Not yet. Imagine a one-gallon-bucket. One gallon holds 16 cups of water. Imagine pouring two cups of water into the bucket each minute, continuously. So, in 8 minutes, the one-gallon bucket is full. And every minute afterwards, the two cups of water cannot fit in the bucket. Now empty the bucket.
Now imagine a hole in the bucket bottom that lets one cup of water out of the bucket each minute. So, it takes longer to fill the bucket. For every two cups in, one cup leaks out. So now it takes 16 minutes to fill the bucket. Continuing to pour two cups of water into the full bucket every minute thereafter, while one cup of water leaks out, leaves one cup of water more than the bucket can hold.
Same with freeways.
Traffic engineers have measured cars on freeways and discovered that the maximum number of cars that can fit in one lane is approximately 2,500 vehicles-per-hour. Let’s call it 2,400 vehicles-per-hour because that is an integer multiple of 60 minutes-per-hour. 2,400 vehicles-per-hour becomes a capacity of 600 vehicles-per-15-minutes.
Let’s also use a freeway speed of 65 miles-per-hour. With a capacity of
2,400 vehicles-per-hour and a speed of 65 miles-per-hour, that means
there is 143 feet for each car. A typical car is 15 feet long. That means
at capacity and freeway speeds, there is only 128 feet between cars. A car traveling at 65 miles-per-hour needs approximately 600 feet to stop. So not a healthy situation. Though justifies the 2,400 vehicles-per-hour capacity.
OK, on our 600 vehicles-per-15-minute capacity freeway, let’s put 400 vehicles on it between 5:00 and 5:15 AM. And 400 more between 5:15 and 5:30 AM, and so on with the long table. So before 6:00 AM, all is fine, the actual 15-minute number of vehicles is less than the capacity – no back-ups. Even from 6:00 to 6:15 AM, no queuing.

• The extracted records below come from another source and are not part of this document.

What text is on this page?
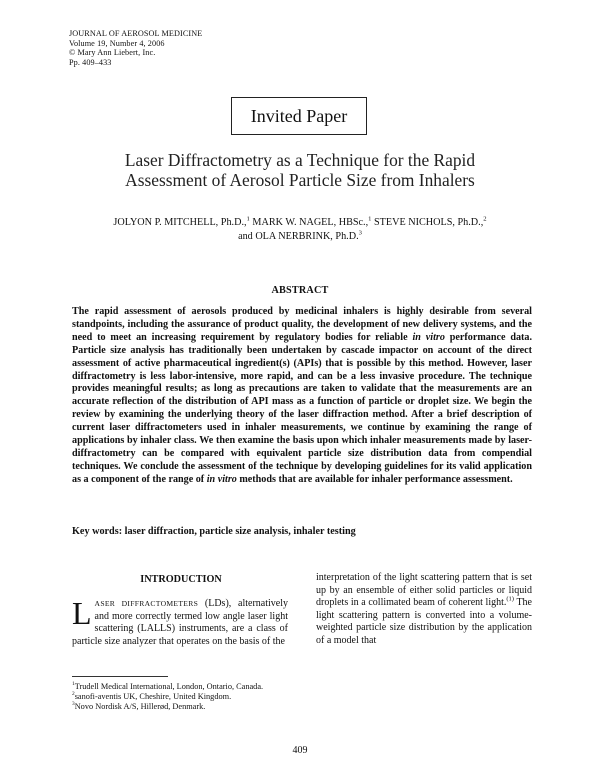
JOURNAL OF AEROSOL MEDICINE
Volume 19, Number 4, 2006
© Mary Ann Liebert, Inc.
Pp. 409–433
Invited Paper
Laser Diffractometry as a Technique for the Rapid
Assessment of Aerosol Particle Size from Inhalers
JOLYON P. MITCHELL, Ph.D.,$^1$ MARK W. NAGEL, HBSc.,$^1$ STEVE NICHOLS, Ph.D.,$^2$
and OLA NERBRINK, Ph.D.$^3$
ABSTRACT
The rapid assessment of aerosols produced by medicinal inhalers is highly desirable from several standpoints, including the assurance of product quality, the development of new delivery systems, and the need to meet an increasing requirement by regulatory bodies for reliable in vitro performance data. Particle size analysis has traditionally been undertaken by cascade impactor on account of the direct assessment of active pharmaceutical ingredient(s) (APIs) that is possible by this method. However, laser diffractometry is less labor-intensive, more rapid, and can be a less invasive procedure. The technique provides meaningful results; as long as precautions are taken to validate that the measurements are an accurate reflection of the distribution of API mass as a function of particle or droplet size. We begin the review by examining the underlying theory of the laser diffraction method. After a brief description of current laser diffractometers used in inhaler measurements, we continue by examining the range of applications by inhaler class. We then examine the basis upon which inhaler measurements made by laser-diffractometry can be compared with equivalent particle size distribution data from compendial techniques. We conclude the assessment of the technique by developing guidelines for its valid application as a component of the range of in vitro methods that are available for inhaler performance assessment.
Key words: laser diffraction, particle size analysis, inhaler testing
INTRODUCTION
LASER DIFFRACTOMETERS (LDs), alternatively and more correctly termed low angle laser light scattering (LALLS) instruments, are a class of particle size analyzer that operates on the basis of the
interpretation of the light scattering pattern that is set up by an ensemble of either solid particles or liquid droplets in a collimated beam of coherent light.$^{(1)}$ The light scattering pattern is converted into a volume-weighted particle size distribution by the application of a model that
$^1$Trudell Medical International, London, Ontario, Canada.
$^2$sanofi-aventis UK, Cheshire, United Kingdom.
$^3$Novo Nordisk A/S, Hillerød, Denmark.
409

Though from 6:15 to 7:45, there are more cars than capacity, so queuing happens. 90 minutes of too much traffic. Though from 6:15 to 6:30, there were only 100 cars more than capacity. That’s not too bad. And at 7:45 the volume is equal to the capacity again. So, then we’re good?
What happens to those 100 extra cars that arrive between 6:15 and 6:30 AM? They have to wait until between 6:30 and 6:45 AM before they can drive through the freeway. But from 6:30 to 6:45, there are already 800 vehicles. So instead of 800 vehicles trying to fit on the freeway between 6:30 and 6:45, there are now 900 vehicles compared to the 600-vehicle-capacity, for a summed excess of 300 vehicles.
Let’s include another column. The extra column sums the excess volume in each 15-minute interval.
Suddenly, ugly happens.
The number of arriving vehicles from 7:45 to 8:00 AM is equal to the capacity. All should be well. … It is not. The freeway was over capacity from 6:15 to 7:45. And at 7:45, there are now 1,600 extra vehicles trying to drive on the freeway.
Beginning at 8:15 AM, the arriving vehicles are less than the capacity. Not helpful enough.
It takes until 10:00 AM for all the previously arriving cars to travel through the freeway.
The peak ended at 7:15 AM. The queuing lasted until 10:00 AM.
Fortunately, nowhere in the Phoenix Valley of the Sun does this excess queuing happen for three hours. … It does in Los Angeles. … Eventually here too.